Banhart explores the tensions between emotions like unrequited love, sadness, anger— which seem universal, important, almost holy— and the constant presence of neoliberal capitalism in our lives today when he writes “All the death in my house makes it easy to shop online/Where the signal is strong, and the tech flows like wine”, in ‘Kantori Ongaku’. As Banhart tries to work through these visceral experiences of human life, he sits inside the confusing space between the primordial and modern: he writes “talking to an entity, made of endless night/I dream in TV dialogue, a world of shadow and light”— he is trying to understand these big, swelling relationships humans have with love, death, and God, in the context of an online world. Ma unfurls slowly, forgivingly, with each passing song, opening up gradually to the listener as Banhart dives deeper into his internal world. As I listen to this album more, it begins to feel increasingly personal, like a gift directly from Banhart’s hands to my own. The intimacy of many of his songs, and the way he writes emotion so unblushingly, is increasingly refreshing to hear.
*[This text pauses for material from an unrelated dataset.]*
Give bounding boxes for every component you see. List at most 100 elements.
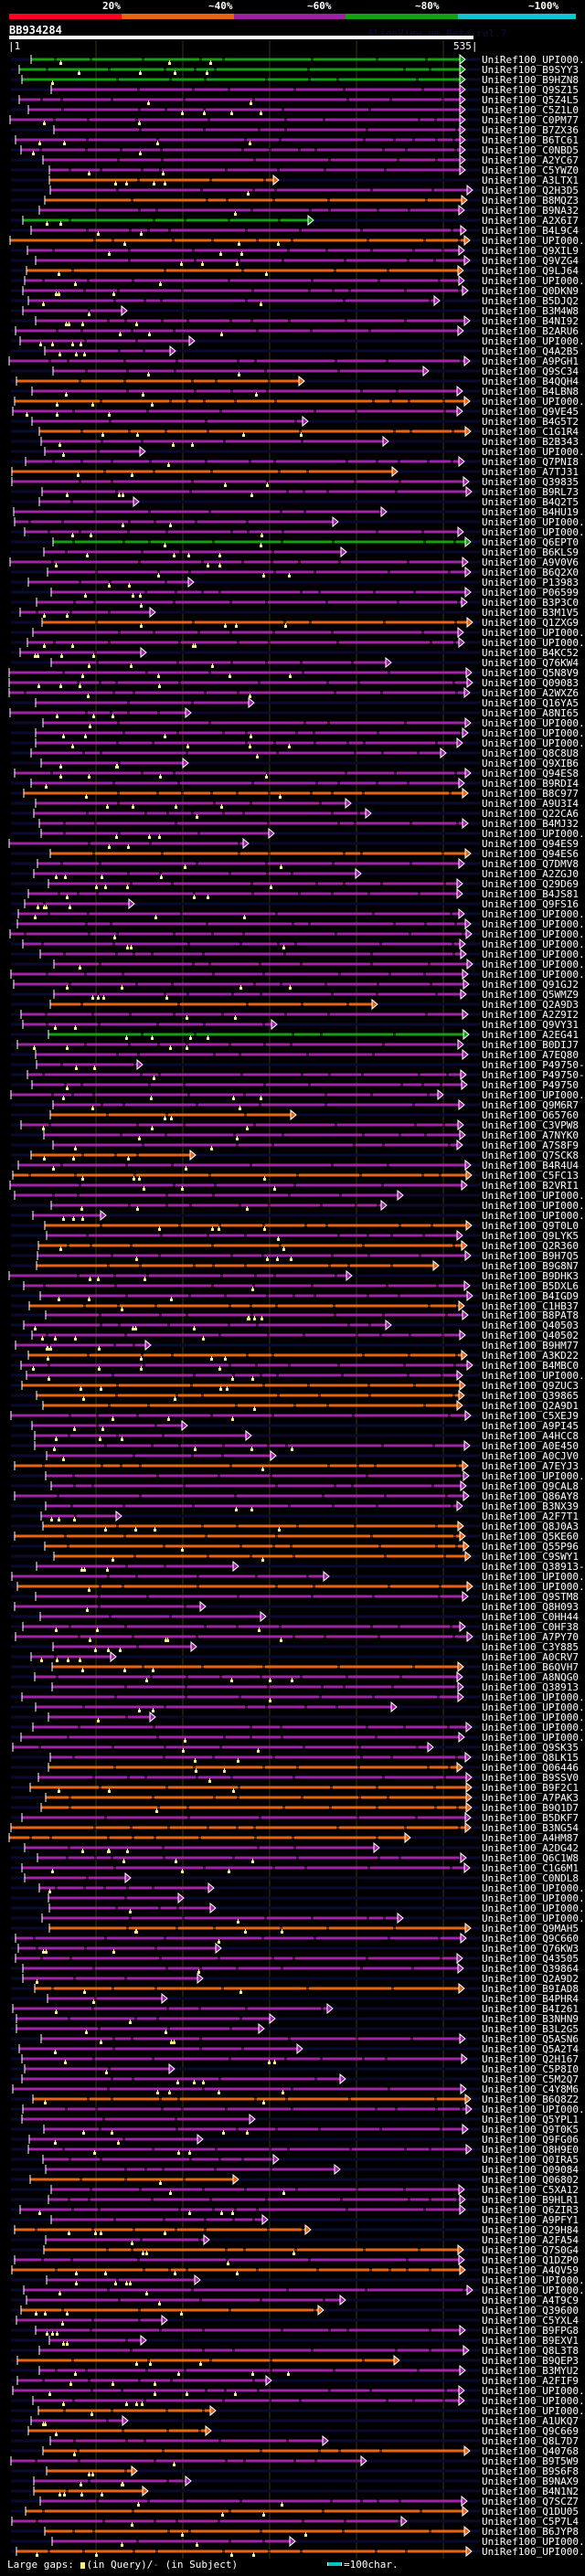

On his bandcamp, Banhart writes “Ma means ‘mother’ in pretty much every language. The album is kind of everything I would say to a child”. The album definitely feels like a celebratory cataloguing of human life, an almanac for growing older, intricately and tenderly composed by Banhart and left somewhere hidden, secret, for the listener to find and pick apart endlessly— whether on the tube, in a bedroom, or on a plane over an ocean.